Truss community search in uncertain graphs

Given an uncertain graph, community search is used to return dense subgraphs that contain the query vertex and satisfy the probability constraint. With the proliferation of uncertain graphs in practical applications, community search has become increasingly important in practical applications to help users make decisions in advertising recommendations, conference organization, etc. However, existing approaches for community search still suffer from two problems. First, they may return subgraphs that cannot meet users’ expectations on structural cohesiveness, due to the existence of cut-vertices/edges. Second, they use floating-point division to update the probability of each edge during computation, resulting in inaccurate results. In this paper, we study community search on uncertain graphs and propose efficient algorithms to address the above two problems.
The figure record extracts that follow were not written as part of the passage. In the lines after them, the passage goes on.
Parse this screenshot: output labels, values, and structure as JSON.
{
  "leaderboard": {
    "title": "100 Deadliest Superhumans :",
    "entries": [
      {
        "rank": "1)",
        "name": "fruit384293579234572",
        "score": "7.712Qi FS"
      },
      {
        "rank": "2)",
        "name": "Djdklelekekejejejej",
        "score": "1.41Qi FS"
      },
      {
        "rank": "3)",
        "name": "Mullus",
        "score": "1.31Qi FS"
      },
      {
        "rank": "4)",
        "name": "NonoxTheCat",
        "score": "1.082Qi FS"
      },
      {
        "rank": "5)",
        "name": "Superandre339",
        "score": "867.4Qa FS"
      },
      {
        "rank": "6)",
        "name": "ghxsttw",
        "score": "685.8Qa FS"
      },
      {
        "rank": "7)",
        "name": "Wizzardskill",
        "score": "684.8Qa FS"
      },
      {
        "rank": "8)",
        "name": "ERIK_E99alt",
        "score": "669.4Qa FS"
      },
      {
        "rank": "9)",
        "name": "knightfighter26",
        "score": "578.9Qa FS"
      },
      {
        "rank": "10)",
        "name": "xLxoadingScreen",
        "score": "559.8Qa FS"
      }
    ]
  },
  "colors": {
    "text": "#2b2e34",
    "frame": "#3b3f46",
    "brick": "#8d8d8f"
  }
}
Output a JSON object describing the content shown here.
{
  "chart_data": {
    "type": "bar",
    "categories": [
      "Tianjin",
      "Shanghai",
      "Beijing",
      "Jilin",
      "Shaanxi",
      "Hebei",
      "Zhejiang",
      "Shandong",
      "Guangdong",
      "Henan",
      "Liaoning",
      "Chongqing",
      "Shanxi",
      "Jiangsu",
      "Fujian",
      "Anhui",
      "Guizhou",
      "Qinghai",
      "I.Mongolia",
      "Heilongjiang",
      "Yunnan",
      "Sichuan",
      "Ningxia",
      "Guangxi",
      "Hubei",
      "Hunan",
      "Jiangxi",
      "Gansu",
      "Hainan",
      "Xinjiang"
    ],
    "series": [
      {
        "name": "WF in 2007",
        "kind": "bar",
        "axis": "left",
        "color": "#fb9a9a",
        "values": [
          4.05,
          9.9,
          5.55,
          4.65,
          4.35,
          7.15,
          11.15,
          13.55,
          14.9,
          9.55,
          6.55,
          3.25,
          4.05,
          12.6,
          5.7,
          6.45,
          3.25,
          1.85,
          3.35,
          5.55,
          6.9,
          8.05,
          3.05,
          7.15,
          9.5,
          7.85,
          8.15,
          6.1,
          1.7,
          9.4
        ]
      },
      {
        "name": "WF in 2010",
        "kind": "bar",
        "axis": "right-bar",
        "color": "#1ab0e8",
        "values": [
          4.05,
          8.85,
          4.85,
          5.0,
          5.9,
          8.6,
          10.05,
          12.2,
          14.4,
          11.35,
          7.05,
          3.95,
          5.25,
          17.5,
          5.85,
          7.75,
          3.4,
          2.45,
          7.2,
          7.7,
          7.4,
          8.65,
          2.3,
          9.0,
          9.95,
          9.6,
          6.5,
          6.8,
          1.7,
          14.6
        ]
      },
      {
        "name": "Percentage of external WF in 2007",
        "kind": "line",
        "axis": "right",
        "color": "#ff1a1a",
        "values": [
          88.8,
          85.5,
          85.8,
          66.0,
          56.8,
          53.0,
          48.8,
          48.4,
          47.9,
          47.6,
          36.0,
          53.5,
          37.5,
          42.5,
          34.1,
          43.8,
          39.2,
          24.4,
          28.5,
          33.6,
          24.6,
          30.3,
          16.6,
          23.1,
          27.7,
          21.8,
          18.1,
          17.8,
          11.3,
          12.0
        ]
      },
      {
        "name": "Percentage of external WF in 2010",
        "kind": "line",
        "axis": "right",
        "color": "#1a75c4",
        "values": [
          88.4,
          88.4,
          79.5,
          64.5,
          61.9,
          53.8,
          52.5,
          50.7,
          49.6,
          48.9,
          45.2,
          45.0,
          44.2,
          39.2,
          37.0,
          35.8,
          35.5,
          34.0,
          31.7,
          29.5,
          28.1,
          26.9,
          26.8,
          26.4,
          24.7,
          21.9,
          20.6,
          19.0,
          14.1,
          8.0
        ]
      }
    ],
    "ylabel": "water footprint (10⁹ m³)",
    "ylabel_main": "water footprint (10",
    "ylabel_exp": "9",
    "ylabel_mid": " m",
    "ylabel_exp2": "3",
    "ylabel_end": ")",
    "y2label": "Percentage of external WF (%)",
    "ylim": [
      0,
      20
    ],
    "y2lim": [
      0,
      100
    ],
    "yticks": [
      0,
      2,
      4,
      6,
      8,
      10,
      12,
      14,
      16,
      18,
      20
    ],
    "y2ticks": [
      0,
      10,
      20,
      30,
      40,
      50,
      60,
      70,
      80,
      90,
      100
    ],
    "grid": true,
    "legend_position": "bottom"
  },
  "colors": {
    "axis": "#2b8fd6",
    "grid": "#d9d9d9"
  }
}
We first propose a novel community model, namely triangle-connected \((k,\gamma )\)-truss community, to return communities with enhanced cohesiveness. Then, we propose an online algorithm that uses a batch-recalculation strategy to guarantee the accuracy. To improve the performance of community search, we propose an index-based approach. This index organizes all the triangle-connected \((k,\gamma )\)-truss communities using a forest structure and maintains the mapping relationship from vertices in the uncertain graph to communities in the index. Based on this index, we can get the results of community search easily, without the costly operation as the online approach does. Finally, we conduct rich experiments on 10 real-world graphs. The experimental results verified the effectiveness and efficiency of our approaches.